The centre for production of these volumes was Paris or Ghent rather than Florence where a different tradition would emerge. The religious subject matter tended to be either, Bibles, Psalters (the Book of Psalms written by King Solomon) or Book of Hours (a collection of prayers and readings for specific times of the day or month) but secular subjects were increasingly popular and were aimed at general education: the activities and genealogy of Kings, astrology, health and legal issues, content that would be familiar to a reader of today’s magazines and publications. There were storybooks for the nobility, drawn and designed in pictorial formats that showed a realism and natural humanity that could be seen as unrefined when compared to the classical art of the Renaissance. The drawings have wit and humour and an eye for the everyday anecdote that matched the subject matter. Titles of these books range from: A Manual of Moral Conduct, A Guide to True Nobility, The Path to True Valour and Knighthood and Moral and Spiritual Guidance for a Pope. One of the most popular was Boccaccio’s Tales of Famous Women, one of the first collections of women’s biography written in Europe, which was widely read by royal and aristocratic readers. Readers interested in death and disaster might read – Visions of the End of Time, an illustrated copy of the Book of Revelation known as the Apocalypse or else turn to animal stories or Bestiaries which contained moral instruction. For those wishing to undertake a trip to Jerusalem, the St Alban’s monk Mathew Paris produced a Route map to the Holy Land.
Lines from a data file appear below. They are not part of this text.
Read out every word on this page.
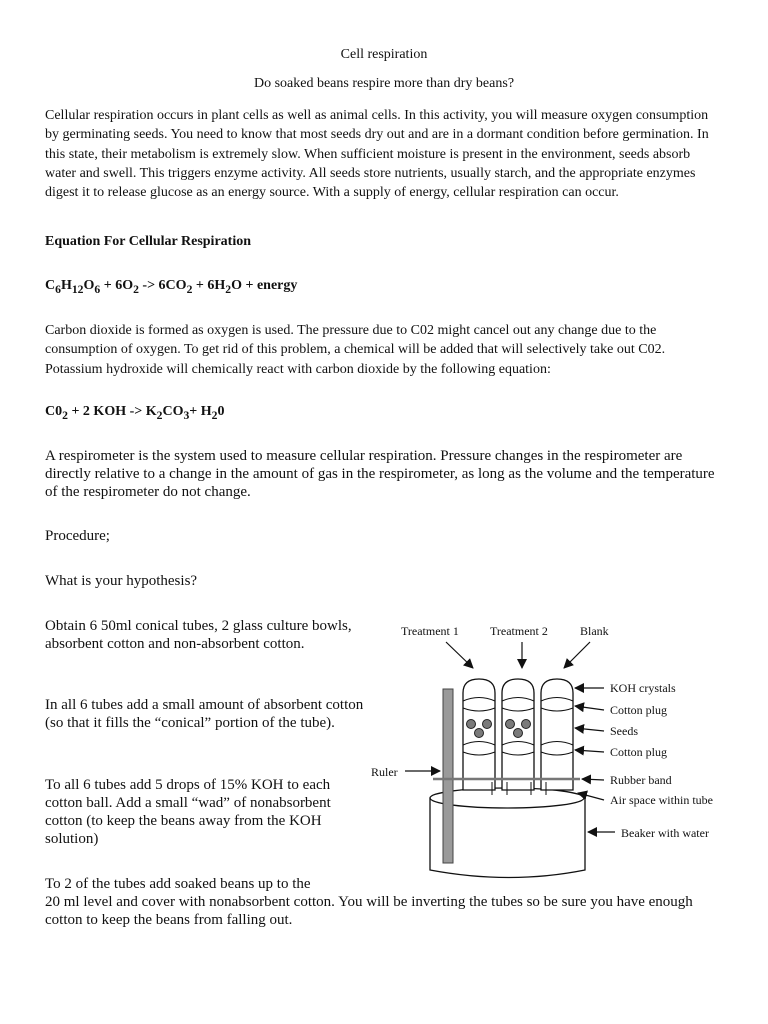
Cell respiration

Do soaked beans respire more than dry beans?

Cellular respiration occurs in plant cells as well as animal cells. In this activity, you will measure oxygen consumption by germinating seeds. You need to know that most seeds dry out and are in a dormant condition before germination. In this state, their metabolism is extremely slow. When sufficient moisture is present in the environment, seeds absorb water and swell. This triggers enzyme activity. All seeds store nutrients, usually starch, and the appropriate enzymes digest it to release glucose as an energy source. With a supply of energy, cellular respiration can occur.

Equation For Cellular Respiration

$C_6H_{12}O_6 + 6O_2 -> 6CO_2 + 6H_2O$ + energy

Carbon dioxide is formed as oxygen is used. The pressure due to C02 might cancel out any change due to the consumption of oxygen. To get rid of this problem, a chemical will be added that will selectively take out C02. Potassium hydroxide will chemically react with carbon dioxide by the following equation:

$C0_2 + 2$ KOH -> $K_2CO_3+ H_20$

A respirometer is the system used to measure cellular respiration. Pressure changes in the respirometer are directly relative to a change in the amount of gas in the respirometer, as long as the volume and the temperature of the respirometer do not change.

Procedure;

What is your hypothesis?

Obtain 6 50ml conical tubes, 2 glass culture bowls, absorbent cotton and non-absorbent cotton.

In all 6 tubes add a small amount of absorbent cotton (so that it fills the “conical” portion of the tube).

To all 6 tubes add 5 drops of 15% KOH to each cotton ball. Add a small “wad” of nonabsorbent cotton (to keep the beans away from the KOH solution)

To 2 of the tubes add soaked beans up to the
20 ml level and cover with nonabsorbent cotton. You will be inverting the tubes so be sure you have enough cotton to keep the beans from falling out.

Treatment 1	Treatment 2	Blank
Ruler
KOH crystals
Cotton plug
Seeds
Cotton plug
Rubber band
Air space within tube
Beaker with water
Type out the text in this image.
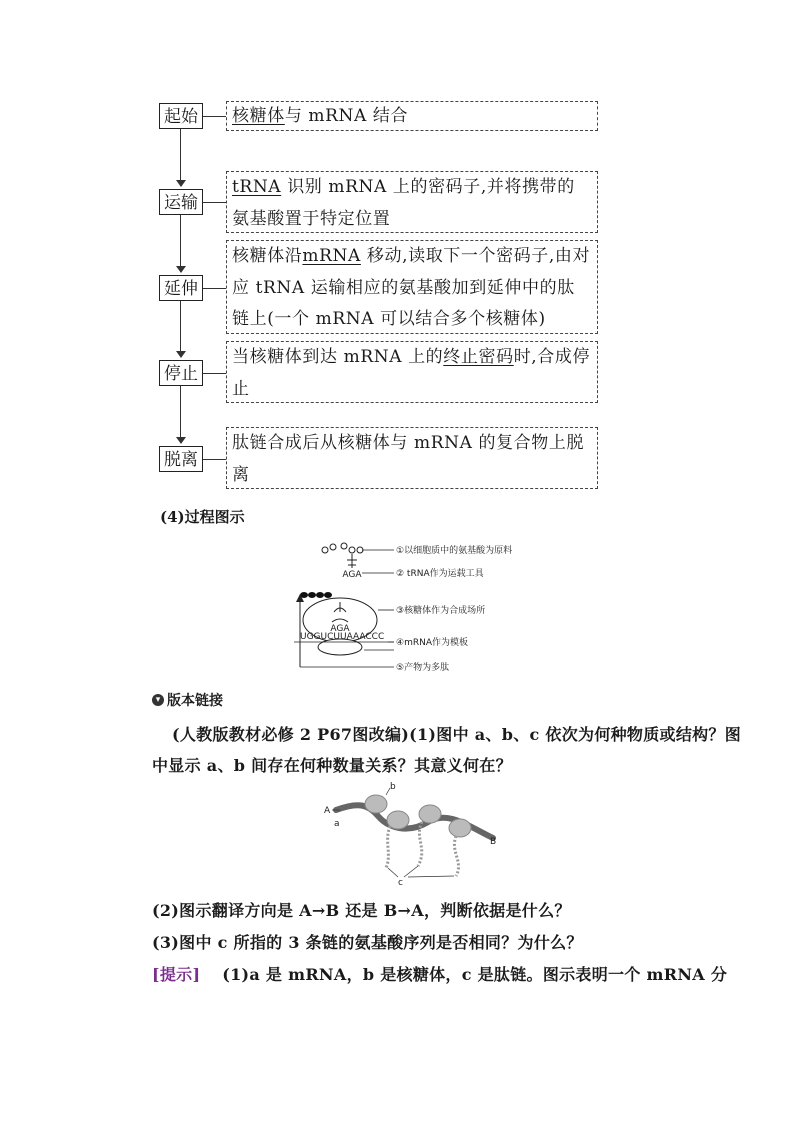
起始	核糖体与 mRNA 结合
运输
tRNA 识别 mRNA 上的密码子,并将携带的氨基酸置于特定位置
延伸
核糖体沿mRNA 移动,读取下一个密码子,由对应 tRNA 运输相应的氨基酸加到延伸中的肽链上(一个 mRNA 可以结合多个核糖体)
停止
当核糖体到达 mRNA 上的终止密码时,合成停止
脱离
肽链合成后从核糖体与 mRNA 的复合物上脱离
(4)过程图示
AGA
AGA
UGGUCUUAAACCC
①以细胞质中的氨基酸为原料
② tRNA作为运载工具
③核糖体作为合成场所
④mRNA作为模板
⑤产物为多肽
▾ 版本链接
(人教版教材必修 2 P67图改编)(1)图中 a、b、c 依次为何种物质或结构？图
中显示 a、b 间存在何种数量关系？其意义何在？
A
a
b
B
c
(2)图示翻译方向是 A→B 还是 B→A，判断依据是什么？
(3)图中 c 所指的 3 条链的氨基酸序列是否相同？为什么？
[提示] (1)a 是 mRNA，b 是核糖体，c 是肽链。图示表明一个 mRNA 分
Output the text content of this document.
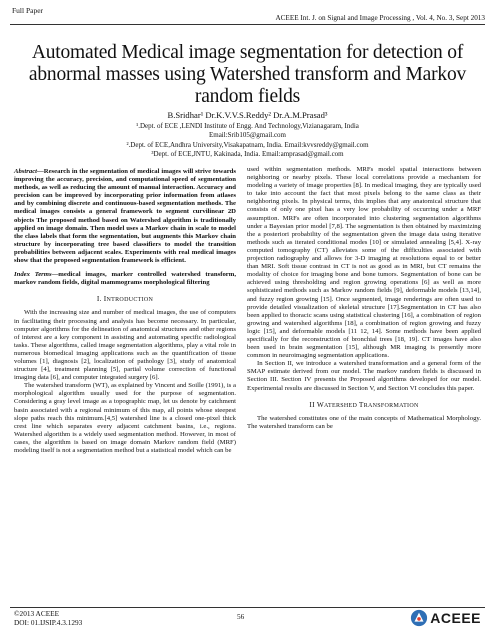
Full Paper
ACEEE Int. J. on Signal and Image Processing , Vol. 4, No. 3, Sept 2013
Automated Medical image segmentation for detection of abnormal masses using Watershed transform and Markov random fields
B.Sridhar¹ Dr.K.V.V.S.Reddy² Dr.A.M.Prasad³
¹.Dept. of ECE ,LENDI Institute of Engg. And Technology,Vizianagaram, India
Email:Srib105@gmail.com
².Dept. of ECE,Andhra University,Visakapatnam, India. Email:kvvsreddy@gmail.com
³Dept. of ECE,JNTU, Kakinada, India. Email:amprasad@gmail.com
Abstract—Research in the segmentation of medical images will strive towards improving the accuracy, precision, and computational speed of segmentation methods, as well as reducing the amount of manual interaction. Accuracy and precision can be improved by incorporating prior information from atlases and by combining discrete and continuous-based segmentation methods. The medical images consists a general framework to segment curvilinear 2D objects The proposed method based on Watershed algorithm is traditionally applied on image domain. Then model uses a Markov chain in scale to model the class labels that form the segmentation, but augments this Markov chain structure by incorporating tree based classifiers to model the transition probabilities between adjacent scales. Experiments with real medical images show that the proposed segmentation framework is efficient.
Index Terms—medical images, marker controlled watershed transform, markov random fields, digital mammograms morphological filtering
I. INTRODUCTION

With the increasing size and number of medical images, the use of computers in facilitating their processing and analysis has become necessary. In particular, computer algorithms for the delineation of anatomical structures and other regions of interest are a key component in assisting and automating specific radiological tasks. These algorithms, called image segmentation algorithms, play a vital role in numerous biomedical imaging applications such as the quantification of tissue volumes [1], diagnosis [2], localization of pathology [3], study of anatomical structure [4], treatment planning [5], partial volume correction of functional imaging data [6], and computer integrated surgery [6].

The watershed transform (WT), as explained by Vincent and Soille (1991), is a morphological algorithm usually used for the purpose of segmentation. Considering a gray level image as a topographic map, let us denote by catchment basin associated with a regional minimum of this map, all points whose steepest slope paths reach this minimum.[4,5] watershed line is a closed one-pixel thick crest line which separates every adjacent catchment basins, i.e., regions. Watershed algorithm is a widely used segmentation method. However, in most of cases, the algorithm is based on image domain Markov random field (MRF) modeling itself is not a segmentation method but a statistical model which can be

used within segmentation methods. MRFs model spatial interactions between neighboring or nearby pixels. These local correlations provide a mechanism for modeling a variety of image properties [8]. In medical imaging, they are typically used to take into account the fact that most pixels belong to the same class as their neighboring pixels. In physical terms, this implies that any anatomical structure that consists of only one pixel has a very low probability of occurring under a MRF assumption. MRFs are often incorporated into clustering segmentation algorithms under a Bayesian prior model [7,8]. The segmentation is then obtained by maximizing the a posteriori probability of the segmentation given the image data using iterative methods such as iterated conditional modes [10] or simulated annealing [5,4]. X-ray computed tomography (CT) alleviates some of the difficulties associated with projection radiography and allows for 3-D imaging at resolutions equal to or better than MRI. Soft tissue contrast in CT is not as good as in MRI, but CT remains the modality of choice for imaging bone and bone tumors. Segmentation of bone can be achieved using thresholding and region growing operations [6] as well as more sophisticated methods such as Markov random fields [9], deformable models [13,14], and fuzzy region growing [15]. Once segmented, image renderings are often used to provide detailed visualization of skeletal structure [17].Segmentation in CT has also been applied to thoracic scans using statistical clustering [16], a combination of region growing and watershed algorithms [18], a combination of region growing and fuzzy logic [15], and deformable models [11 12, 14]. Some methods have been applied specifically for the reconstruction of bronchial trees [18, 19]. CT images have also been used in brain segmentation [15], although MR imaging is presently more common in neuroimaging segmentation applications.

In Section II, we introduce a watershed transformation and a general form of the SMAP estimate derived from our model. The markov random fields is discussed in Section III. Section IV presents the Proposed algorithms developed for our model. Experimental results are discussed in Section V, and Section VI concludes this paper.

II WATERSHED TRANSFORMATION

The watershed constitutes one of the main concepts of Mathematical Morphology. The watershed transform can be

©2013 ACEEE
DOI: 01.IJSIP.4.3.1293
56	ACEEE
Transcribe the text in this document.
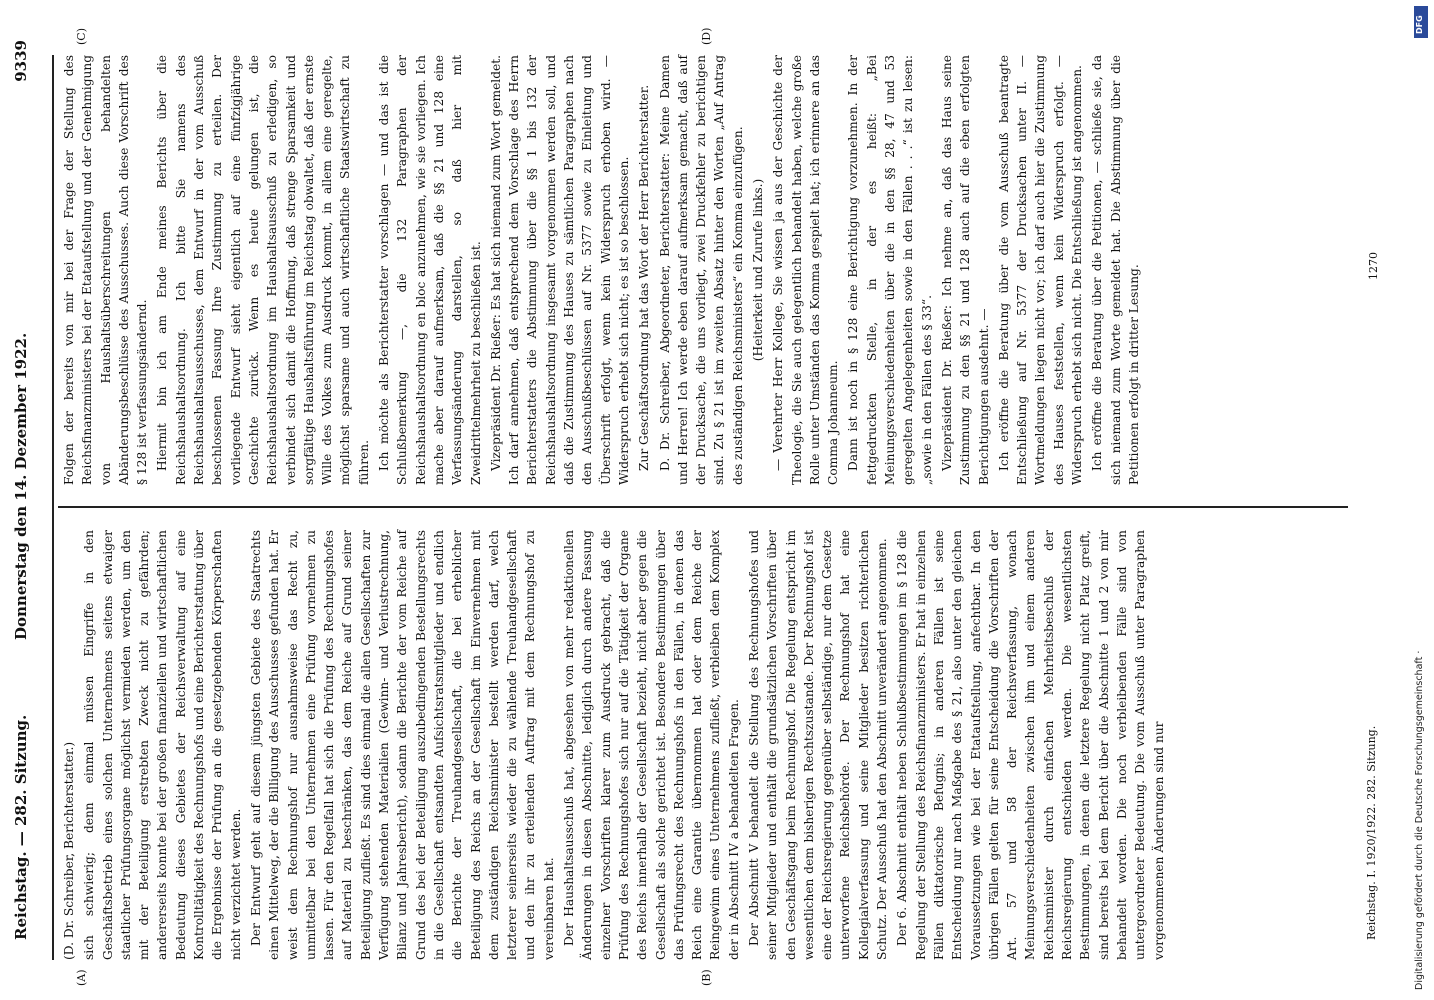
Reichstag. — 282. Sitzung.
Donnerstag den 14. Dezember 1922.
9339
(A)	(B)
(C)	(D)

(D. Dr. Schreiber, Berichterstatter.) sich schwierig; denn einmal müssen Eingriffe in den Geschäftsbetrieb eines solchen Unternehmens seitens etwaiger staatlicher Prüfungsorgane möglichst vermieden werden, um den mit der Beteiligung erstrebten Zweck nicht zu gefährden; andererseits konnte bei der großen finanziellen und wirtschaftlichen Bedeutung dieses Gebietes der Reichsverwaltung auf eine Kontrolltätigkeit des Rechnungshofs und eine Berichterstattung über die Ergebnisse der Prüfung an die gesetzgebenden Körperschaften nicht verzichtet werden. Der Entwurf geht auf diesem jüngsten Gebiete des Staatrechts einen Mittelweg, der die Billigung des Ausschusses gefunden hat. Er weist dem Rechnungshof nur ausnahmsweise das Recht zu, unmittelbar bei den Unternehmen eine Prüfung vornehmen zu lassen. Für den Regelfall hat sich die Prüfung des Rechnungshofes auf Material zu beschränken, das dem Reiche auf Grund seiner Beteiligung zufließt. Es sind dies einmal die allen Gesellschaften zur Verfügung stehenden Materialien (Gewinn- und Verlustrechnung, Bilanz und Jahresbericht), sodann die Berichte der vom Reiche auf Grund des bei der Beteiligung auszubedingenden Bestellungsrechts in die Gesellschaft entsandten Aufsichtsratsmitglieder und endlich die Berichte der Treuhandgesellschaft, die bei erheblicher Beteiligung des Reichs an der Gesellschaft im Einvernehmen mit dem zuständigen Reichsminister bestellt werden darf, welch letzterer seinerseits wieder die zu wählende Treuhandgesellschaft und den ihr zu erteilenden Auftrag mit dem Rechnungshof zu vereinbaren hat. Der Haushaltsausschuß hat, abgesehen von mehr redaktionellen Änderungen in diesen Abschnitte, lediglich durch andere Fassung einzelner Vorschriften klarer zum Ausdruck gebracht, daß die Prüfung des Rechnungshofes sich nur auf die Tätigkeit der Organe des Reichs innerhalb der Gesellschaft bezieht, nicht aber gegen die Gesellschaft als solche gerichtet ist. Besondere Bestimmungen über das Prüfungsrecht des Rechnungshofs in den Fällen, in denen das Reich eine Garantie übernommen hat oder dem Reiche der Reingewinn eines Unternehmens zufließt, verbleiben dem Komplex der in Abschnitt IV a behandelten Fragen. Der Abschnitt V behandelt die Stellung des Rechnungshofes und seiner Mitglieder und enthält die grundsätzlichen Vorschriften über den Geschäftsgang beim Rechnungshof. Die Regelung entspricht im wesentlichen dem bisherigen Rechtszustande. Der Rechnungshof ist eine der Reichsregierung gegenüber selbständige, nur dem Gesetze unterworfene Reichsbehörde. Der Rechnungshof hat eine Kollegialverfassung und seine Mitglieder besitzen richterlichen Schutz. Der Ausschuß hat den Abschnitt unverändert angenommen. Der 6. Abschnitt enthält neben Schlußbestimmungen im § 128 die Regelung der Stellung des Reichsfinanzministers. Er hat in einzelnen Fällen diktatorische Befugnis; in anderen Fällen ist seine Entscheidung nur nach Maßgabe des § 21, also unter den gleichen Voraussetzungen wie bei der Etataufstellung, anfechtbar. In den übrigen Fällen gelten für seine Entscheidung die Vorschriften der Art. 57 und 58 der Reichsverfassung, wonach Meinungsverschiedenheiten zwischen ihm und einem anderen Reichsminister durch einfachen Mehrheitsbeschluß der Reichsregierung entschieden werden. Die wesentlichsten Bestimmungen, in denen die letztere Regelung nicht Platz greift, sind bereits bei dem Bericht über die Abschnitte 1 und 2 von mir behandelt worden. Die noch verbleibenden Fälle sind von untergeordneter Bedeutung. Die vom Ausschuß unter Paragraphen vorgenommenen Änderungen sind nur

Folgen der bereits von mir bei der Frage der Stellung des Reichsfinanzministers bei der Etataufstellung und der Genehmigung von Haushaltsüberschreitungen behandelten Abänderungsbeschlüsse des Ausschusses. Auch diese Vorschrift des § 128 ist verfassungsändernd. Hiermit bin ich am Ende meines Berichts über die Reichshaushaltsordnung. Ich bitte Sie namens des Reichshaushaltsausschusses, dem Entwurf in der vom Ausschuß beschlossenen Fassung Ihre Zustimmung zu erteilen. Der vorliegende Entwurf sieht eigentlich auf eine fünfzigjährige Geschichte zurück. Wenn es heute gelungen ist, die Reichshaushaltsordnung im Haushaltsausschuß zu erledigen, so verbindet sich damit die Hoffnung, daß strenge Sparsamkeit und sorgfältige Haushaltsführung im Reichstag obwaltet, daß der ernste Wille des Volkes zum Ausdruck kommt, in allem eine geregelte, möglichst sparsame und auch wirtschaftliche Staatswirtschaft zu führen. Ich möchte als Berichterstatter vorschlagen — und das ist die Schlußbemerkung —, die 132 Paragraphen der Reichshaushaltsordnung en bloc anzunehmen, wie sie vorliegen. Ich mache aber darauf aufmerksam, daß die §§ 21 und 128 eine Verfassungsänderung darstellen, so daß hier mit Zweidrittelmehrheit zu beschließen ist. Vizepräsident Dr. Rießer: Es hat sich niemand zum Wort gemeldet. Ich darf annehmen, daß entsprechend dem Vorschlage des Herrn Berichterstatters die Abstimmung über die §§ 1 bis 132 der Reichshaushaltsordnung insgesamt vorgenommen werden soll, und daß die Zustimmung des Hauses zu sämtlichen Paragraphen nach den Ausschußbeschlüssen auf Nr. 5377 sowie zu Einleitung und Überschrift erfolgt, wenn kein Widerspruch erhoben wird. — Widerspruch erhebt sich nicht; es ist so beschlossen. Zur Geschäftsordnung hat das Wort der Herr Berichterstatter. D. Dr. Schreiber, Abgeordneter, Berichterstatter: Meine Damen und Herren! Ich werde eben darauf aufmerksam gemacht, daß auf der Drucksache, die uns vorliegt, zwei Druckfehler zu berichtigen sind. Zu § 21 ist im zweiten Absatz hinter den Worten „Auf Antrag des zuständigen Reichsministers“ ein Komma einzufügen. (Heiterkeit und Zurufe links.) — Verehrter Herr Kollege, Sie wissen ja aus der Geschichte der Theologie, die Sie auch gelegentlich behandelt haben, welche große Rolle unter Umständen das Komma gespielt hat; ich erinnere an das Comma Johanneum. Dann ist noch in § 128 eine Berichtigung vorzunehmen. In der fettgedruckten Stelle, in der es heißt: „Bei Meinungsverschiedenheiten über die in den §§ 28, 47 und 53 geregelten Angelegenheiten sowie in den Fällen . . .“ ist zu lesen: „sowie in den Fällen des § 33“. Vizepräsident Dr. Rießer: Ich nehme an, daß das Haus seine Zustimmung zu den §§ 21 und 128 auch auf die eben erfolgten Berichtigungen ausdehnt. — Ich eröffne die Beratung über die vom Ausschuß beantragte Entschließung auf Nr. 5377 der Drucksachen unter II. — Wortmeldungen liegen nicht vor; ich darf auch hier die Zustimmung des Hauses feststellen, wenn kein Widerspruch erfolgt. — Widerspruch erhebt sich nicht. Die Entschließung ist angenommen. Ich eröffne die Beratung über die Petitionen, — schließe sie, da sich niemand zum Worte gemeldet hat. Die Abstimmung über die Petitionen erfolgt in dritter Lesung.

Reichstag. I. 1920/1922. 282. Sitzung.
1270
DFG
Digitalisierung gefördert durch die Deutsche Forschungsgemeinschaft ·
This was illustrated with Castles were the traveller could find rest for the night and instructions on how to proceed onto the next destination.
Although the printing press arrived in England in 1476, illuminated manuscripts were still being commissioned by Henry VII and Henry VIII as they were seen as desirable consumer items as well as objects of beauty in their own right. Scribes and artists hand wrote and painted these books using quality materials such as Parchment or Vellum with ink made from iron gall and the illustrations and decorations were painted with expensive Lapis Lazuli (from Afghanistan) and embossed and burnished in Silver and Gold . The quality and freshness of the images survive through being shut out from the light and stored in Libraries. The size and difficulties of viewing these images make them little known but the concerns of the scribes, illuminators and patrons shine out as being immensely human. This exhibition at the British Library although small in scale brings the medieval world into the present and shines a light on the interests, activities and all too human concerns of a period once referred to as the Dark Ages, but one not too dissimilar to our own.